Now, herein lies the problem: by normal-ordering with respect to the Fermi sea, we obtain the above anomalous correlator. But the sum instead vanishes if I chose to normal order with respect to the vacuum! How is it that the commutator of two operators can depend on an arbitrary state of my choosing? The operators $b_{q,\eta}$ and $b^{\dagger}_{q,\eta}$ aren't even themselves normal ordered!
 A: You can regard the Schwinger term as an approximation that arises because we can only excite  states relatively close to the Fermi-surface, and so only need those states in sums over intermediate states. The actual commutator of the current $j_n= \sum_k a^\dagger_{n+k}a_{-k}$ with $j_{n'}$ is a  operator containing bilinear  products of $a^\dagger, a$'s that involves $a_n$'s  only far from the Fermi surface where all states are either empty (high energy) or occupied (deep in the sea).

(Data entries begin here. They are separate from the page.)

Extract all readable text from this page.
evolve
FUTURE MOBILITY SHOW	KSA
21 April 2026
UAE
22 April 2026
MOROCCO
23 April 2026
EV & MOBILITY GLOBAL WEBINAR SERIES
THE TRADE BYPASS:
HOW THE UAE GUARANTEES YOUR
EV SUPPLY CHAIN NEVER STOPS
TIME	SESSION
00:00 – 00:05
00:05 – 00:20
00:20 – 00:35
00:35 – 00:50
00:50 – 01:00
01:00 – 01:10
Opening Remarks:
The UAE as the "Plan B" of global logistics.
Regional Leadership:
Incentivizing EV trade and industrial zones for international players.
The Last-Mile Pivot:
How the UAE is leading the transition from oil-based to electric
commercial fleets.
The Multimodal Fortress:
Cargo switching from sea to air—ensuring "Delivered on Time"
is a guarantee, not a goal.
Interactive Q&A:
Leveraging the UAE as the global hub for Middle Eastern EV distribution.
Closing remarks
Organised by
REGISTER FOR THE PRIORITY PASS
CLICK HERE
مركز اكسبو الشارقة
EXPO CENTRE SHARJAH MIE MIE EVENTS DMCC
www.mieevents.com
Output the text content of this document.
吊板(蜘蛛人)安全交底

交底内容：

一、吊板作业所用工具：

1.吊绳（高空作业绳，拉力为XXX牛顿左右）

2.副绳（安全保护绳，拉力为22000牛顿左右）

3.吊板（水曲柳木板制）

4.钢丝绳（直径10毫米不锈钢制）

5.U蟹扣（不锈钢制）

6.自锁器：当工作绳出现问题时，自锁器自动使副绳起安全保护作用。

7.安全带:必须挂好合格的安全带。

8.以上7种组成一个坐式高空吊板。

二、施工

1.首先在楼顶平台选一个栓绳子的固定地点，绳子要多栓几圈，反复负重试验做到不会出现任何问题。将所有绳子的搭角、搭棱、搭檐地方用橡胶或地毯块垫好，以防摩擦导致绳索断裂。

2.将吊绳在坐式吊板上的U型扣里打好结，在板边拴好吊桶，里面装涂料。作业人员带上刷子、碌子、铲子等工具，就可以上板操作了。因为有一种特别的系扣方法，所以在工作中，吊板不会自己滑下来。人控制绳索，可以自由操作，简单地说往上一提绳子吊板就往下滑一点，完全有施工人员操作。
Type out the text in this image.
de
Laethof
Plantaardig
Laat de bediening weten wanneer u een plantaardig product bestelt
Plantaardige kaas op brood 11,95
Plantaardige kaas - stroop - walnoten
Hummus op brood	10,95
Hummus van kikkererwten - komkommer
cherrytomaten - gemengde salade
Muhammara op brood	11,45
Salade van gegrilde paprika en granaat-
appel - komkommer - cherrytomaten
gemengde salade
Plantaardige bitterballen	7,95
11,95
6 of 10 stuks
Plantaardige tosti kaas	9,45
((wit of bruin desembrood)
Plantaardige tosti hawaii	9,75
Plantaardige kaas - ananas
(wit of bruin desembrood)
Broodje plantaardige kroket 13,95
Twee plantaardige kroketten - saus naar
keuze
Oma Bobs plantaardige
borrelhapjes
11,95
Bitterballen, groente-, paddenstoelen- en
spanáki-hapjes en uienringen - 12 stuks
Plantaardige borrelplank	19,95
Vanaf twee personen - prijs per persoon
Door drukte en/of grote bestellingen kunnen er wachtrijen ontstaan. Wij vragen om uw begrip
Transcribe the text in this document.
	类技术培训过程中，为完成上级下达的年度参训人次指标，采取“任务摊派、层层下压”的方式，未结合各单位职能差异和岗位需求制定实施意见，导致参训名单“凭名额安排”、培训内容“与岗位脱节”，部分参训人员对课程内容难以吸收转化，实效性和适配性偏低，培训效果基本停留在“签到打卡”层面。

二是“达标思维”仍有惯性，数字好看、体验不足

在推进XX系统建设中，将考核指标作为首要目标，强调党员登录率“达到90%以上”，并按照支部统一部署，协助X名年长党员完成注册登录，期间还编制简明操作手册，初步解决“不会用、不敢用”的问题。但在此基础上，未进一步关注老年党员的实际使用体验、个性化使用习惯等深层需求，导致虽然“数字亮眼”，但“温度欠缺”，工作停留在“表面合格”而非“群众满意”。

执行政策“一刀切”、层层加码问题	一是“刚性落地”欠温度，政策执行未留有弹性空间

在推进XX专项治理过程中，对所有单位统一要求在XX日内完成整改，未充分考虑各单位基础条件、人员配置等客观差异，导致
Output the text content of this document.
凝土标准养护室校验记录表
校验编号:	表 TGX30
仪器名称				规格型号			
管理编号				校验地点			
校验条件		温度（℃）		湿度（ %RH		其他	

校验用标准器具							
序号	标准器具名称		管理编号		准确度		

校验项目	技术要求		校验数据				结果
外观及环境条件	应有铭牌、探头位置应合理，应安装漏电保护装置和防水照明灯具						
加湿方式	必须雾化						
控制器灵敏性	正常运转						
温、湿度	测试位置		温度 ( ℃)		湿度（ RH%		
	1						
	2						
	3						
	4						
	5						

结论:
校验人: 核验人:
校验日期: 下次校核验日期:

In these regions  the operator can be replaced by its $c$-number expectation and that gives the "anomalous" $c$-number Schwinger  term in the current algebra
$$
[j_n,j_{n'}]= n \delta_{n+n'}.
$$
Incidently this formula  was found by Pascual Jordan long before Bosonization became a thing.
Comment added:
There are many ways to derive the commutator starting  different physical assumptions.  The fact that  all lead to the same answer indicates that the result is physically robust -- an essential property of you want to apply it to real-world situations.  In particlular it applies to condensed mater systems where the is a cutoff.  The point is that the Stone-Von Neumann theorem does not apply to Fock spaces based on an infinite set of of $a_n$'s.
The "obvious" Fock space (Van Hove's Universal Receptacle?) is   not irreducible and contains  inequivalent representations some of which have central extensions like the $n\delta_{n+n'}$.  The space with the empty vacuum, and the space with  a filled Fermi sea, are examples of such inequivalent representations.